Last January, for the first time in
12 years, the EPA exercised their veto power over the ACOE approved
permit for the largest single mountaintop removal project in West
Virginia's history. The EPA claimed it reviewed over 50,000 public
comments concerning the 2,300 acre mine proposal in Logan county. The
EPA claimed the "Spruce Mine" would use destructive and unsustainable
practices that jeopardize the health of the Appalachian
communities. The decision came after a year of negotiations to convince
the Spruce Mine operators to not dispose their waste into local streams.

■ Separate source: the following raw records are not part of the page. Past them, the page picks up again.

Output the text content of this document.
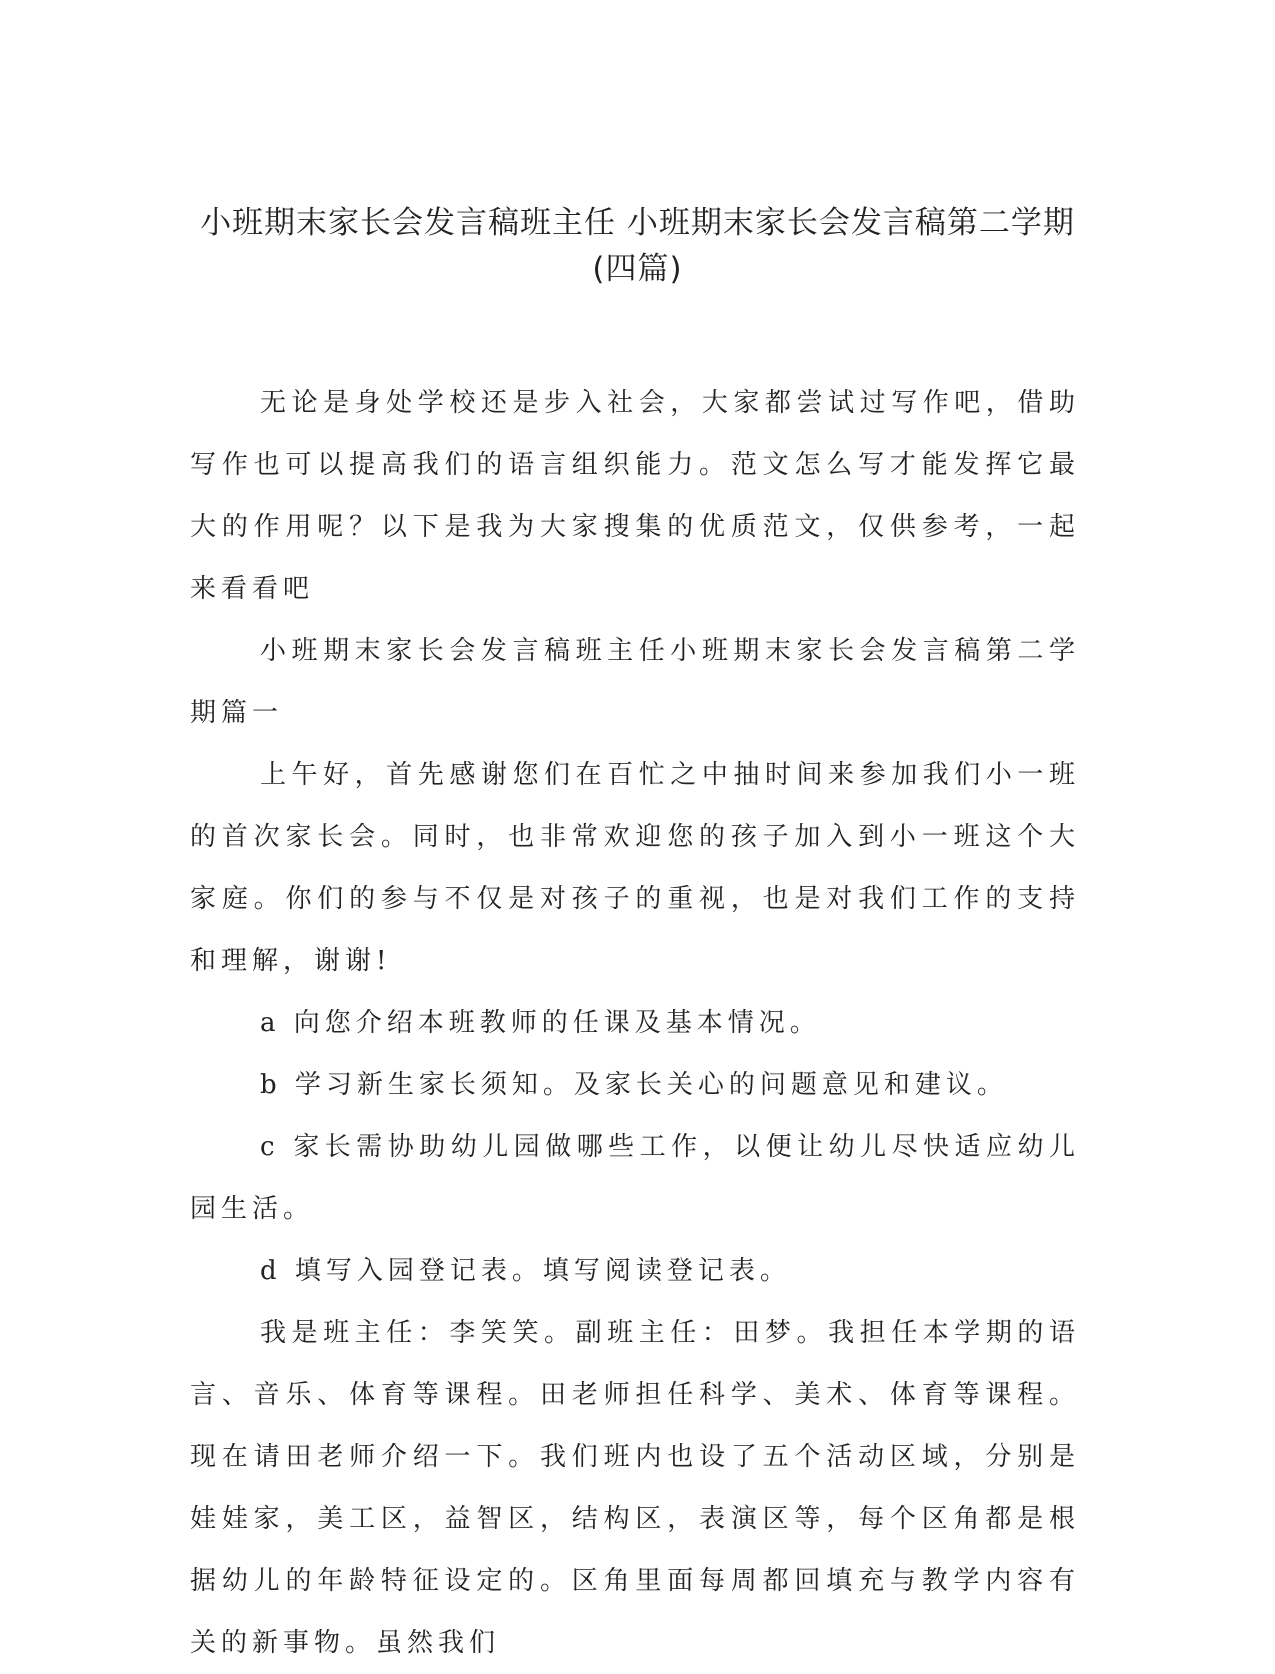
小班期末家长会发言稿班主任 小班期末家长会发言稿第二学期(四篇)

无论是身处学校还是步入社会，大家都尝试过写作吧，借助写作也可以提高我们的语言组织能力。范文怎么写才能发挥它最大的作用呢？以下是我为大家搜集的优质范文，仅供参考，一起来看看吧

小班期末家长会发言稿班主任小班期末家长会发言稿第二学期篇一

上午好，首先感谢您们在百忙之中抽时间来参加我们小一班的首次家长会。同时，也非常欢迎您的孩子加入到小一班这个大家庭。你们的参与不仅是对孩子的重视，也是对我们工作的支持和理解，谢谢!

a 向您介绍本班教师的任课及基本情况。

b 学习新生家长须知。及家长关心的问题意见和建议。

c 家长需协助幼儿园做哪些工作，以便让幼儿尽快适应幼儿园生活。

d 填写入园登记表。填写阅读登记表。

我是班主任：李笑笑。副班主任：田梦。我担任本学期的语言、音乐、体育等课程。田老师担任科学、美术、体育等课程。现在请田老师介绍一下。我们班内也设了五个活动区域，分别是娃娃家，美工区，益智区，结构区，表演区等，每个区角都是根据幼儿的年龄特征设定的。区角里面每周都回填充与教学内容有关的新事物。虽然我们
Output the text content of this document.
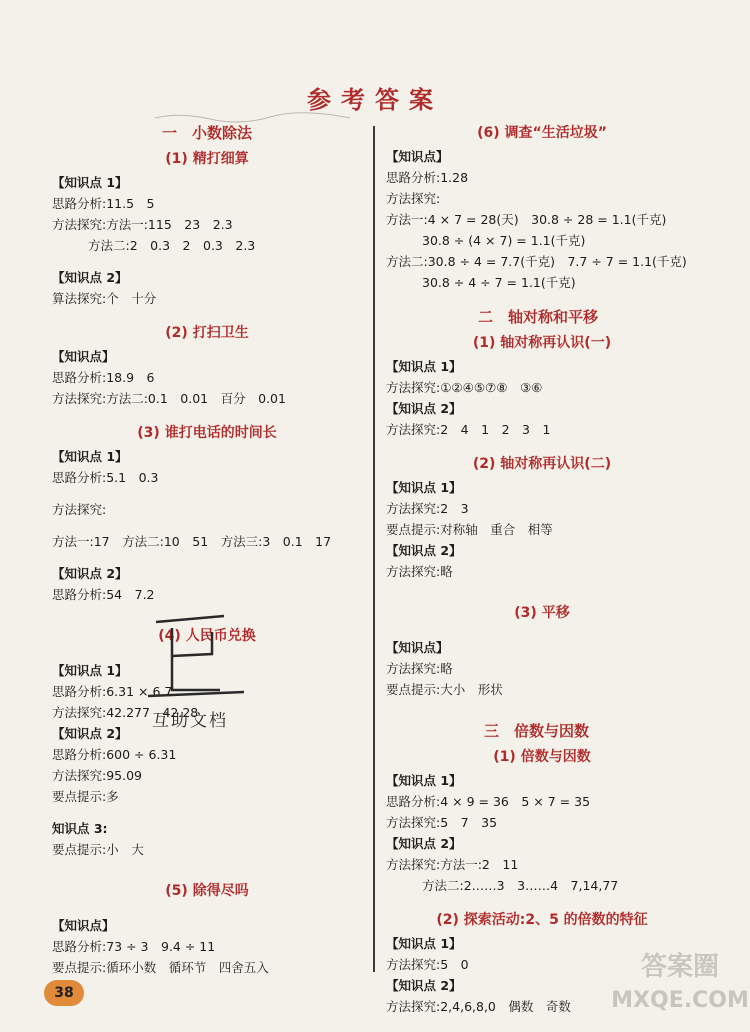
参考答案
一　小数除法
(1) 精打细算
【知识点 1】
思路分析:11.5　5
方法探究:方法一:115　23　2.3
方法二:2　0.3　2　0.3　2.3
【知识点 2】
算法探究:个　十分
(2) 打扫卫生
【知识点】
思路分析:18.9　6
方法探究:方法二:0.1　0.01　百分　0.01
(3) 谁打电话的时间长
【知识点 1】
思路分析:5.1　0.3
方法探究:
方法一:17　方法二:10　51　方法三:3　0.1　17
【知识点 2】
思路分析:54　7.2
(4) 人民币兑换
【知识点 1】
思路分析:6.31 × 6.7
方法探究:42.277　42.28
【知识点 2】
思路分析:600 ÷ 6.31
方法探究:95.09
要点提示:多
知识点 3:
要点提示:小　大
(5) 除得尽吗
【知识点】
思路分析:73 ÷ 3　9.4 ÷ 11
要点提示:循环小数　循环节　四舍五入
(6) 调查“生活垃圾”
【知识点】
思路分析:1.28
方法探究:
方法一:4 × 7 = 28(天)　30.8 ÷ 28 = 1.1(千克)
30.8 ÷ (4 × 7) = 1.1(千克)
方法二:30.8 ÷ 4 = 7.7(千克)　7.7 ÷ 7 = 1.1(千克)
30.8 ÷ 4 ÷ 7 = 1.1(千克)
二　轴对称和平移
(1) 轴对称再认识(一)
【知识点 1】
方法探究:①②④⑤⑦⑧　③⑥
【知识点 2】
方法探究:2　4　1　2　3　1
(2) 轴对称再认识(二)
【知识点 1】
方法探究:2　3
要点提示:对称轴　重合　相等
【知识点 2】
方法探究:略
(3) 平移
【知识点】
方法探究:略
要点提示:大小　形状
三　倍数与因数
(1) 倍数与因数
【知识点 1】
思路分析:4 × 9 = 36　5 × 7 = 35
方法探究:5　7　35
【知识点 2】
方法探究:方法一:2　11
方法二:2……3　3……4　7,14,77
(2) 探索活动:2、5 的倍数的特征
【知识点 1】
方法探究:5　0
【知识点 2】
方法探究:2,4,6,8,0　偶数　奇数
互助文档
38
答案圈
MXQE.COM
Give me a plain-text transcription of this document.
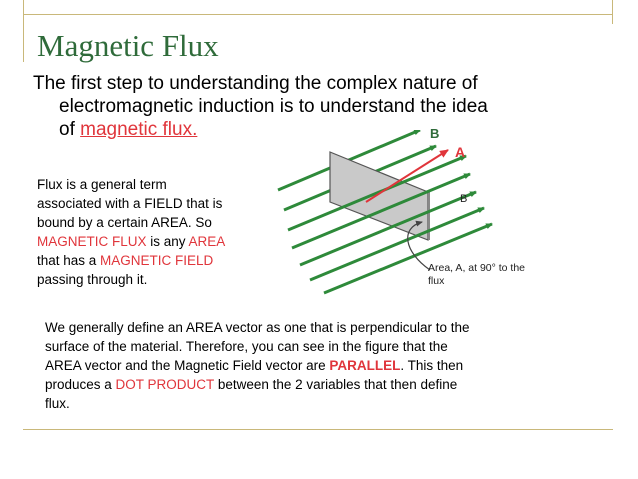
Magnetic Flux
The first step to understanding the complex nature of
electromagnetic induction is to understand the idea
of magnetic flux.
Flux is a general term
associated with a FIELD that is
bound by a certain AREA. So
MAGNETIC FLUX is any AREA
that has a MAGNETIC FIELD
passing through it.
B
A
B
Area, A, at 90° to the
flux
We generally define an AREA vector as one that is perpendicular to the
surface of the material. Therefore, you can see in the figure that the
AREA vector and the Magnetic Field vector are PARALLEL. This then
produces a DOT PRODUCT between the 2 variables that then define
flux.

Mine operators would not commit to EPA's request.
The grievances
Congress has with the EPA go far beyond the coal industry and broader
than partisan politics. The bill that passed the House was a bipartisan
bill, sponsored by Rep. Nick J. Rahall, D-WV and John Mica, R-FL. They
dubbed the legislation the "Clean Water Act Cooperative Federalism Act
of 2011." Although both co-sponsors are West Virginia Republican
representatives, the vote clearly sent a message.
State
environmental agencies often take offense to the federal standards the
EPA represent. The EPA regularly struggles with the moderate guidelines
states accept to appease powerful corporations that operate within their
borders. With the troubled economy and high unemployment, corporations
have found it convenient and effective to put environmental regulations
under fire. Obviously, fewer regulators and lax operational procedures
translates to more profits.
But ducking the environmental issues
coal and other mining present, is as much a cat and mouse game as it is
one of law and order. State regulatory agencies seldom have the budget
to oversee the wherewithal of large industries and the enforcement
incentive to plow through the political clout these large corporation
carry. With large companies most states rely on the honor system of
self-reporting to mishaps. These were the practices that encouraged the
enactment of the "
Clean Water Act" in the 70's.
On December 22, 2008, at the
Kingston Fossil Plant,
about 40 miles west of Knoxville, the dike broke, spilling 5.4 million
cubic yards of a wet coal ash pond -- enough toxic arsenic and mercury
laced slurry to cover 3,000 acres a foot deep. The spill (525 million
gallons), was over 40 times the amount in the 1989 Exxon Valdez oil
spill. It flowed into the Tennessee River - the water supply for
Chattanooga and the many millions of people living downstream in
Kentucky and Alabama. How does one calculate the cost to a spill like
this, and how could it have been prevented? Some say occurrences like
this give reason to expand federal oversight, not cut them out of the
picture.
Those promoting this legislation claim the EPA is
usurping the state's rightful duty to defend its waters. Yet even under
the claim of excessive oversight on the part of the EPA, our country's
waters are returning to the
toxic conditions they
once were. The diseases connected to water pollution caused by
industrial waste and corporate neglect are said to be costing this
country hundreds of billions of dollars a year. Could that be because
watchdogs are becoming an endangered species?